Figure 1 shows two data sets with the same error variance $1,000,000$. To the left, the variability in $x$ is small, and the plot looks like random noise. On the right the variability in $x$ is large, as should be evident from the $x$-axis. Still, it is possible to fit a rather flexible model, as a pattern is evident.


In [None]:
#| layout-ncol: 2
#| echo: False
#| fig-cap: 
#|   - "Figure 1(a): Large error variance, small $x$."
#|   - "Figure 1(b): Large error variance, large $x$. True functional relationship in blue."

import matplotlib.pylab as plt
import numpy as np
rng = np.random.default_rng(seed=1)
x = rng.uniform(-2,2,400)
eps = 1000*rng.standard_normal(400)

plt.clf()
plt.plot(x, x**2*np.sin(2*np.pi*x)+eps, "b.")
plt.xlabel("x")
plt.ylabel("y")
plt.show()
plt.clf()
plt.plot(1000*x, 1000*(x**2*np.sin(2*np.pi*x))+eps, "r.")
t = np.linspace(x.min(), x.max(), 1000)
plt.plot(1000*t, 1000*(t**2*np.sin(2*np.pi*t)))
plt.xlabel("x")
plt.ylabel("y")
plt.show()

## 2.4.2
> Explain whether each scenario is a classification or regression problem, and indicate whether we are most interested in inference or prediction. Finally, provide $n$ and $p$.

### (a)
> We collect a set of data on the top 500 frms in the US. For each frm we record profit, number of employees, industry and the CEO salary. We are interested in understanding which factors affect CEO salary.

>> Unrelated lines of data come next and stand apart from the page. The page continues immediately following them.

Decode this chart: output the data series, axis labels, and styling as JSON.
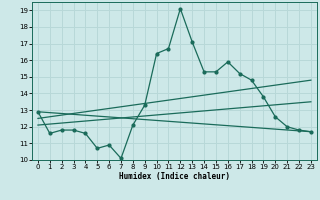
{
  "title": "",
  "xlabel": "Humidex (Indice chaleur)",
  "background_color": "#cde8e8",
  "grid_color": "#b8d8d8",
  "line_color": "#1a6b5a",
  "xlim": [
    -0.5,
    23.5
  ],
  "ylim": [
    10.0,
    19.5
  ],
  "yticks": [
    10,
    11,
    12,
    13,
    14,
    15,
    16,
    17,
    18,
    19
  ],
  "xticks": [
    0,
    1,
    2,
    3,
    4,
    5,
    6,
    7,
    8,
    9,
    10,
    11,
    12,
    13,
    14,
    15,
    16,
    17,
    18,
    19,
    20,
    21,
    22,
    23
  ],
  "series1_x": [
    0,
    1,
    2,
    3,
    4,
    5,
    6,
    7,
    8,
    9,
    10,
    11,
    12,
    13,
    14,
    15,
    16,
    17,
    18,
    19,
    20,
    21,
    22,
    23
  ],
  "series1_y": [
    12.9,
    11.6,
    11.8,
    11.8,
    11.6,
    10.7,
    10.9,
    10.1,
    12.1,
    13.3,
    16.4,
    16.7,
    19.1,
    17.1,
    15.3,
    15.3,
    15.9,
    15.2,
    14.8,
    13.8,
    12.6,
    12.0,
    11.8,
    11.7
  ],
  "series2_x": [
    0,
    23
  ],
  "series2_y": [
    12.1,
    13.5
  ],
  "series3_x": [
    0,
    23
  ],
  "series3_y": [
    12.9,
    11.7
  ],
  "series4_x": [
    0,
    23
  ],
  "series4_y": [
    12.5,
    14.8
  ]
}
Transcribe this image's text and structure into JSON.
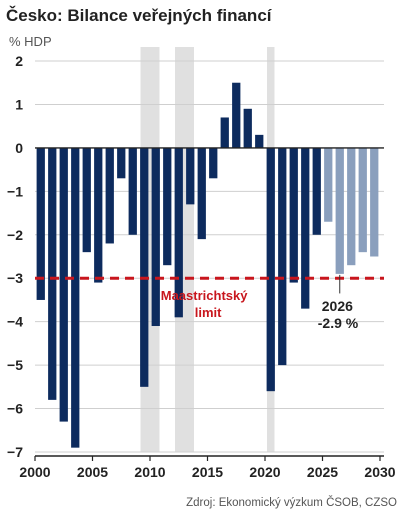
{
  "header": {
    "title": "Česko: Bilance veřejných financí",
    "subtitle": "% HDP"
  },
  "footer": {
    "source": "Zdroj: Ekonomický výzkum ČSOB, CZSO"
  },
  "colors": {
    "actual": "#0d2b5e",
    "forecast": "#8a9fbd",
    "limit_line": "#c8161d",
    "shading": "#e0e0e0",
    "grid": "#cfcfcf"
  },
  "chart_data": {
    "type": "bar",
    "title": "Česko: Bilance veřejných financí",
    "ylabel": "% HDP",
    "xlim": [
      2000,
      2030
    ],
    "ylim": [
      -7,
      2
    ],
    "x_ticks": [
      2000,
      2005,
      2010,
      2015,
      2020,
      2025,
      2030
    ],
    "y_ticks": [
      2,
      1,
      0,
      -1,
      -2,
      -3,
      -4,
      -5,
      -6,
      -7
    ],
    "grid": true,
    "series": [
      {
        "status": "actual",
        "x": [
          2000,
          2001,
          2002,
          2003,
          2004,
          2005,
          2006,
          2007,
          2008,
          2009,
          2010,
          2011,
          2012,
          2013,
          2014,
          2015,
          2016,
          2017,
          2018,
          2019,
          2020,
          2021,
          2022,
          2023,
          2024
        ],
        "values": [
          -3.5,
          -5.8,
          -6.3,
          -6.9,
          -2.4,
          -3.1,
          -2.2,
          -0.7,
          -2.0,
          -5.5,
          -4.1,
          -2.7,
          -3.9,
          -1.3,
          -2.1,
          -0.7,
          0.7,
          1.5,
          0.9,
          0.3,
          -5.6,
          -5.0,
          -3.1,
          -3.7,
          -2.0
        ]
      },
      {
        "status": "forecast",
        "x": [
          2025,
          2026,
          2027,
          2028,
          2029
        ],
        "values": [
          -1.7,
          -2.9,
          -2.7,
          -2.4,
          -2.5
        ]
      }
    ],
    "shaded_periods": [
      [
        2009,
        2011
      ],
      [
        2012,
        2014
      ],
      [
        2020,
        2021
      ]
    ],
    "reference_line": {
      "value": -3,
      "label_line1": "Maastrichtský",
      "label_line2": "limit"
    },
    "annotation": {
      "x": 2026,
      "line1": "2026",
      "line2": "-2.9 %"
    }
  }
}
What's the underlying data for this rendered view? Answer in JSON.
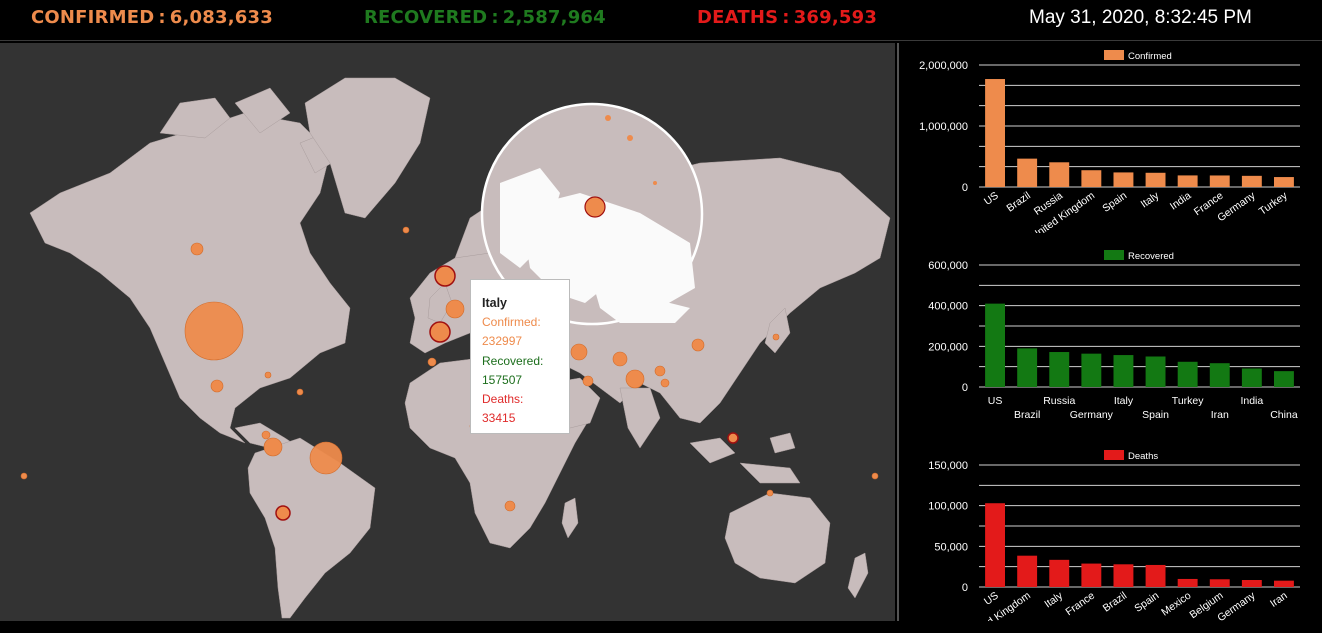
{
  "header": {
    "confirmed_label": "CONFIRMED",
    "confirmed_value": "6,083,633",
    "recovered_label": "RECOVERED",
    "recovered_value": "2,587,964",
    "deaths_label": "DEATHS",
    "deaths_value": "369,593",
    "separator": ":",
    "datetime": "May 31, 2020, 8:32:45 PM"
  },
  "colors": {
    "confirmed": "#ee8b4c",
    "recovered": "#137913",
    "deaths": "#e31a1a",
    "land": "#c8bcbc",
    "ocean": "#333333"
  },
  "tooltip": {
    "country": "Italy",
    "confirmed_label": "Confirmed:",
    "confirmed_value": "232997",
    "recovered_label": "Recovered:",
    "recovered_value": "157507",
    "deaths_label": "Deaths:",
    "deaths_value": "33415"
  },
  "chart_data": [
    {
      "type": "bar",
      "legend": "Confirmed",
      "color": "#ee8b4c",
      "categories": [
        "US",
        "Brazil",
        "Russia",
        "United Kingdom",
        "Spain",
        "Italy",
        "India",
        "France",
        "Germany",
        "Turkey"
      ],
      "values": [
        1770000,
        465000,
        405000,
        275000,
        239000,
        233000,
        190000,
        189000,
        183000,
        163000
      ],
      "ylim": [
        0,
        2000000
      ],
      "yticks": [
        0,
        1000000,
        2000000
      ],
      "ytick_labels": [
        "0",
        "1,000,000",
        "2,000,000"
      ],
      "label_style": "rotated"
    },
    {
      "type": "bar",
      "legend": "Recovered",
      "color": "#137913",
      "categories": [
        "US",
        "Brazil",
        "Russia",
        "Germany",
        "Italy",
        "Spain",
        "Turkey",
        "Iran",
        "India",
        "China"
      ],
      "values": [
        410000,
        190000,
        172000,
        164000,
        157000,
        150000,
        124000,
        117000,
        91000,
        78000
      ],
      "ylim": [
        0,
        600000
      ],
      "yticks": [
        0,
        200000,
        400000,
        600000
      ],
      "ytick_labels": [
        "0",
        "200,000",
        "400,000",
        "600,000"
      ],
      "label_style": "staggered"
    },
    {
      "type": "bar",
      "legend": "Deaths",
      "color": "#e31a1a",
      "categories": [
        "US",
        "United Kingdom",
        "Italy",
        "France",
        "Brazil",
        "Spain",
        "Mexico",
        "Belgium",
        "Germany",
        "Iran"
      ],
      "values": [
        103000,
        38500,
        33400,
        28800,
        27900,
        27100,
        9900,
        9500,
        8600,
        7800
      ],
      "ylim": [
        0,
        150000
      ],
      "yticks": [
        0,
        50000,
        100000,
        150000
      ],
      "ytick_labels": [
        "0",
        "50,000",
        "100,000",
        "150,000"
      ],
      "label_style": "rotated"
    }
  ]
}
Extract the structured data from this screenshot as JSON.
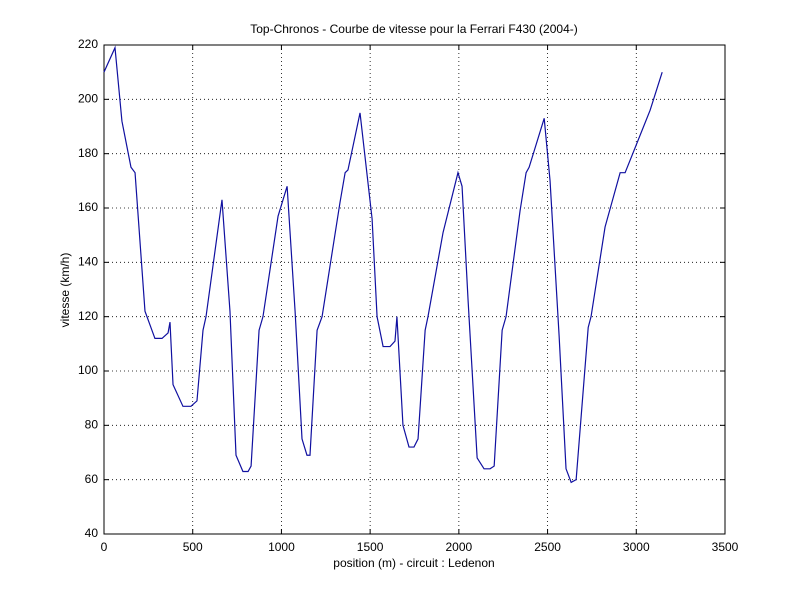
{
  "chart_data": {
    "type": "line",
    "title": "Top-Chronos - Courbe de vitesse pour la Ferrari F430 (2004-)",
    "x_label": "position (m) - circuit : Ledenon",
    "y_label": "vitesse (km/h)",
    "color": "#1010a0",
    "grid": true,
    "xlim": [
      0,
      3500
    ],
    "ylim": [
      40,
      220
    ],
    "xticks": [
      0,
      500,
      1000,
      1500,
      2000,
      2500,
      3000,
      3500
    ],
    "yticks": [
      40,
      60,
      80,
      100,
      120,
      140,
      160,
      180,
      200,
      220
    ],
    "x": [
      0,
      62,
      101,
      152,
      175,
      231,
      287,
      327,
      361,
      372,
      389,
      445,
      490,
      524,
      558,
      575,
      665,
      710,
      744,
      783,
      812,
      829,
      874,
      896,
      981,
      1032,
      1077,
      1116,
      1144,
      1161,
      1201,
      1229,
      1330,
      1359,
      1375,
      1443,
      1511,
      1539,
      1573,
      1612,
      1640,
      1651,
      1685,
      1719,
      1747,
      1770,
      1810,
      1826,
      1911,
      1995,
      2018,
      2052,
      2103,
      2142,
      2176,
      2199,
      2244,
      2266,
      2345,
      2379,
      2396,
      2481,
      2514,
      2565,
      2604,
      2633,
      2661,
      2695,
      2729,
      2745,
      2824,
      2909,
      2937,
      3078,
      3146
    ],
    "values": [
      210,
      219,
      192,
      175,
      173,
      122,
      112,
      112,
      114,
      118,
      95,
      87,
      87,
      89,
      115,
      120,
      163,
      122,
      69,
      63,
      63,
      65,
      115,
      120,
      157,
      168,
      122,
      75,
      69,
      69,
      115,
      120,
      162,
      173,
      174,
      195,
      156,
      120,
      109,
      109,
      111,
      120,
      80,
      72,
      72,
      75,
      115,
      120,
      151,
      173,
      168,
      126,
      68,
      64,
      64,
      65,
      115,
      120,
      159,
      173,
      175,
      193,
      170,
      113,
      64,
      59,
      60,
      88,
      116,
      120,
      153,
      173,
      173,
      196,
      210
    ]
  }
}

Salary is a continuous variable, so this is a regression problem. Since we are interested in understanding what factors affect CEO salary, this is an inference problem. The number of features is $p=3$, namely profit, number of employees, and industry. Finally, $n=500$ since we are dealing with $500$ firms.

### (b)
> We are considering launching a new product and wish to know whether it will be a success or a failure. We collect data on 20 similar products that were previously launched. For each product we have recorded whether it was a success or failure, price charged for the product, marketing budget, competition price, and ten other variables.

### (c)
> We are interested in predicting the % change in the USD/Euro exchange rate in relation to the weekly changes in the world stock markets. Hence we collect weekly data for all of 2012. For each week we record the % change in the USD/Euro, the % change in the US market, the % change in the British market, and the % change in the German market.

## 2.4.3

### (a)
>  Provide a sketch of typical (squared) bias, variance, training error, test error, and Bayes (or irreducible) error curves, on a single plot, as we go from less fexible statistical learning methods towards more fexible approaches. The $x$-axis should represent the amount of fexibility in the method, and the y-axis should represent the values for each curve. There should be fve curves. Make sure to label each one.

### (b)
> Explain why each of the fve curves has the shape displayed inpart (a).